The visual elegance of a knowledge graph is often little more than a facade that crumbles upon its first encounter with complex data topology. A recent experiment by computational linguist Sergey Slepukhin—applying the LightRAG framework to the Civil Code of the Russian Federation and 110 Supreme Court rulings—confirms that "out-of-the-box" systems deliver structural deadlocks rather than intelligent search. The average node degree barely exceeded one, effectively flattening an ambitious neural network into a primitive tree list.
The data tells a bleak story: 64.7% of nodes were either isolated or had only a single connection. Under these conditions, the graph fails to stitch disparate legal norms into the logical chains that GraphRAG proponents promise.
Two-thirds of the structure consists of "information islands" that lack global context. The situation is exacerbated by flaws in automated entity extraction, which turn the graph into a noisy data dump. The system stumbled on basics, creating bilingual duplicates where "Supreme Court of the Russian Federation" and its Russian equivalent coexisted as distinct entities. Meanwhile, the inherent hierarchy of the Civil Code articles was completely severed.
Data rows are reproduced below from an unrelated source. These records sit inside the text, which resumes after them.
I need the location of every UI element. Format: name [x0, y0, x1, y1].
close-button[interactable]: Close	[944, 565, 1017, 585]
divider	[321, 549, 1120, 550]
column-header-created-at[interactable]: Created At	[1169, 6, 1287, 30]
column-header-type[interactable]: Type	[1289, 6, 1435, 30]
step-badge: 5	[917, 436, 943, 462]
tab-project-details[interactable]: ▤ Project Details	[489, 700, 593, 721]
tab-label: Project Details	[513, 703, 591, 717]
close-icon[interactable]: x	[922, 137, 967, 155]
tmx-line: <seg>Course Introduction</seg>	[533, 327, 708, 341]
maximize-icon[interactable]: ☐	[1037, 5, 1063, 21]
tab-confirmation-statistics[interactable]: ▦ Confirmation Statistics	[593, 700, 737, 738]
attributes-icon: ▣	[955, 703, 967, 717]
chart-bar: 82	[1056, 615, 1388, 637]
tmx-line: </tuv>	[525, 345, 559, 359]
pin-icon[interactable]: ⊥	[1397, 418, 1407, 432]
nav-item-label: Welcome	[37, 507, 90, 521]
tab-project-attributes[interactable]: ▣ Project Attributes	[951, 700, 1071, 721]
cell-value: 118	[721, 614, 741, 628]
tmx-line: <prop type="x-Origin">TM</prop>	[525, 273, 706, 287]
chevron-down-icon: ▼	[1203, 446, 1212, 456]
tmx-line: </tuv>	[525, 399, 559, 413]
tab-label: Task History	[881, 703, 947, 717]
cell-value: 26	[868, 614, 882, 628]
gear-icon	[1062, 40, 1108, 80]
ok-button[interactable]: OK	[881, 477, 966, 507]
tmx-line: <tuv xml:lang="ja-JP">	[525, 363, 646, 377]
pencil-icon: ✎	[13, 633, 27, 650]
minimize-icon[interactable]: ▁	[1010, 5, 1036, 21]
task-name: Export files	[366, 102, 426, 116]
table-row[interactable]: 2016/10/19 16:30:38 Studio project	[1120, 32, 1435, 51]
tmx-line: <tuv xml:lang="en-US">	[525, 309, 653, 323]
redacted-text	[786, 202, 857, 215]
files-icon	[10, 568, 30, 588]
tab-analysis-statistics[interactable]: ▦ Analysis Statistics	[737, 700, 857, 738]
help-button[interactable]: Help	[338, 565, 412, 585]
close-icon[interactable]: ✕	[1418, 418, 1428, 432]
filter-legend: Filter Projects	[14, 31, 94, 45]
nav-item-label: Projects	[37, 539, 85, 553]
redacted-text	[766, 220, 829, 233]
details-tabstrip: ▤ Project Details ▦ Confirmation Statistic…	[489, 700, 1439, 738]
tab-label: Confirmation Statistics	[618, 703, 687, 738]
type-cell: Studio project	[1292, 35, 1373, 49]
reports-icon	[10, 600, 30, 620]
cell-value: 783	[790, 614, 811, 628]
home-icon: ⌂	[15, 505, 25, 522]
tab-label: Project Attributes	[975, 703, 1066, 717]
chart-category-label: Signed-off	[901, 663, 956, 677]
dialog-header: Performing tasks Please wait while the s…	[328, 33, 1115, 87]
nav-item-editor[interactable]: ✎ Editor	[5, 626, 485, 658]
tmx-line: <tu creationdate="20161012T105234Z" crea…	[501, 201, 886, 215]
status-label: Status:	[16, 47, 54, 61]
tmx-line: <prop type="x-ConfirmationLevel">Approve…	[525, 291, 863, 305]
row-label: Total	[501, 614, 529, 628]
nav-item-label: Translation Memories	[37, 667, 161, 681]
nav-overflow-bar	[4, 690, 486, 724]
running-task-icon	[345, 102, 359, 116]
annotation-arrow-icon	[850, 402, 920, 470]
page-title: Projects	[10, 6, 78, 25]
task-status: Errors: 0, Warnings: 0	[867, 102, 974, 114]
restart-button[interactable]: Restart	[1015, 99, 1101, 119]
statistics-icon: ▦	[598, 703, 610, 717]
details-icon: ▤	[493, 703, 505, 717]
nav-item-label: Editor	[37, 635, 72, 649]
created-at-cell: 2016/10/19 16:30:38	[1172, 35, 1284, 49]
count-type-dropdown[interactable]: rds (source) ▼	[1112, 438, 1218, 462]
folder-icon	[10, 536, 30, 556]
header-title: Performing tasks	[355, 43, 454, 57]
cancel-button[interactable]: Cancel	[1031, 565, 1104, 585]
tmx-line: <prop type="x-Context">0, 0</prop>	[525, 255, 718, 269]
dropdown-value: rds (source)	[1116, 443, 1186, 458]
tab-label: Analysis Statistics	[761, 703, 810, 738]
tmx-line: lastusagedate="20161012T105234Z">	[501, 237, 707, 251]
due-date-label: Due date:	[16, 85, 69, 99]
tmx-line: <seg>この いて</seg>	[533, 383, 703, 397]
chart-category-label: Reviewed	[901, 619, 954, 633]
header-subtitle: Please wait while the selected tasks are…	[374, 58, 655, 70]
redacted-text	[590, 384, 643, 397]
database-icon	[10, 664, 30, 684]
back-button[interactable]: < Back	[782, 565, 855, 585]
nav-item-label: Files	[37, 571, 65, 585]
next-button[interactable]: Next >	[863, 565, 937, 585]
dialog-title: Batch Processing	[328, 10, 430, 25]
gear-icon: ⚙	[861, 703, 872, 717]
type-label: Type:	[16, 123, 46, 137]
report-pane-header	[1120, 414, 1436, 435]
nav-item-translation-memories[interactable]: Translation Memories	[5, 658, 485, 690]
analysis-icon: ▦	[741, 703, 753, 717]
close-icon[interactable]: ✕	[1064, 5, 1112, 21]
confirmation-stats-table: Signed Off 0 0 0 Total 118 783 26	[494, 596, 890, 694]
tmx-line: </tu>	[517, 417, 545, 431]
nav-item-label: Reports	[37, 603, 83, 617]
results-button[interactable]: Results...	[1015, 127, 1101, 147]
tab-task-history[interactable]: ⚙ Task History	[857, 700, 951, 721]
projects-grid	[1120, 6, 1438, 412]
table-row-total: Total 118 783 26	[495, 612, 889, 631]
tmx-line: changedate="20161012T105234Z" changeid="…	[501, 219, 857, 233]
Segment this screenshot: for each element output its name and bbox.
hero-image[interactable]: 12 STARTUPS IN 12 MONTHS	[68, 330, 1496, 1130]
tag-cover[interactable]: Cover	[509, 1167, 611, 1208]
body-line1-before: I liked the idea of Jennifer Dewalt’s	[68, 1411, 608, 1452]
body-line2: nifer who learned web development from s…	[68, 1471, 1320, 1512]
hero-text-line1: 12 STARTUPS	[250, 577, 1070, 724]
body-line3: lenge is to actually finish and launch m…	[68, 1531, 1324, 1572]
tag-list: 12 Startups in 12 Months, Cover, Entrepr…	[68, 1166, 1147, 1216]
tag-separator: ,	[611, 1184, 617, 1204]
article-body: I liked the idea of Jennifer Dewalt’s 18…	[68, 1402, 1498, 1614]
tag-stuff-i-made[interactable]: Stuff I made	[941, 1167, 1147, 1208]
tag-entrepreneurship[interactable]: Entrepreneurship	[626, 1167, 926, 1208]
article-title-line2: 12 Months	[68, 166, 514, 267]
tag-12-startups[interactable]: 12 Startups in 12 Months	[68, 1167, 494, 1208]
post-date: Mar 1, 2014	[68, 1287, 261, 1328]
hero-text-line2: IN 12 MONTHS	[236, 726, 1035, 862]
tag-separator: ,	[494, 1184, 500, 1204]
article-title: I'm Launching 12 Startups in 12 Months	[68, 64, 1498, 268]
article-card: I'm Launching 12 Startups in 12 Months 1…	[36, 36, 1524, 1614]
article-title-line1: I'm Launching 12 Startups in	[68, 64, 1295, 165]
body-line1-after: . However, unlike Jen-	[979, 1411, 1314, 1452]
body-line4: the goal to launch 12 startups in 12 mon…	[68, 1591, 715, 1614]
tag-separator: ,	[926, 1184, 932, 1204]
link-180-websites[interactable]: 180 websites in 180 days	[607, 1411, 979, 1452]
Key Takeaways for Business
Without manual normalization of duplicates and a rigid redefinition of legal taxonomy, this architecture offers no advantages over classic vector RAG. An "as-is" implementation in specialized domains results in a core graph that covers only 64.6% of entities, leaving a significant portion of the data inaccessible. Maintenance costs for such systems are significantly higher than traditional search methods without a guaranteed ROI.
Attempting to deploy these frameworks without domain-specific tuning makes search a lottery. For business leaders, this is a clear signal: implementing GraphRAG in niche industries requires deep investment in the entity extraction phase rather than just buying trendy licenses. If you fail to configure relationships at the intake stage, you won't get a "digital lawyer"—you'll get an expensive generator of random associations built on fragmented data.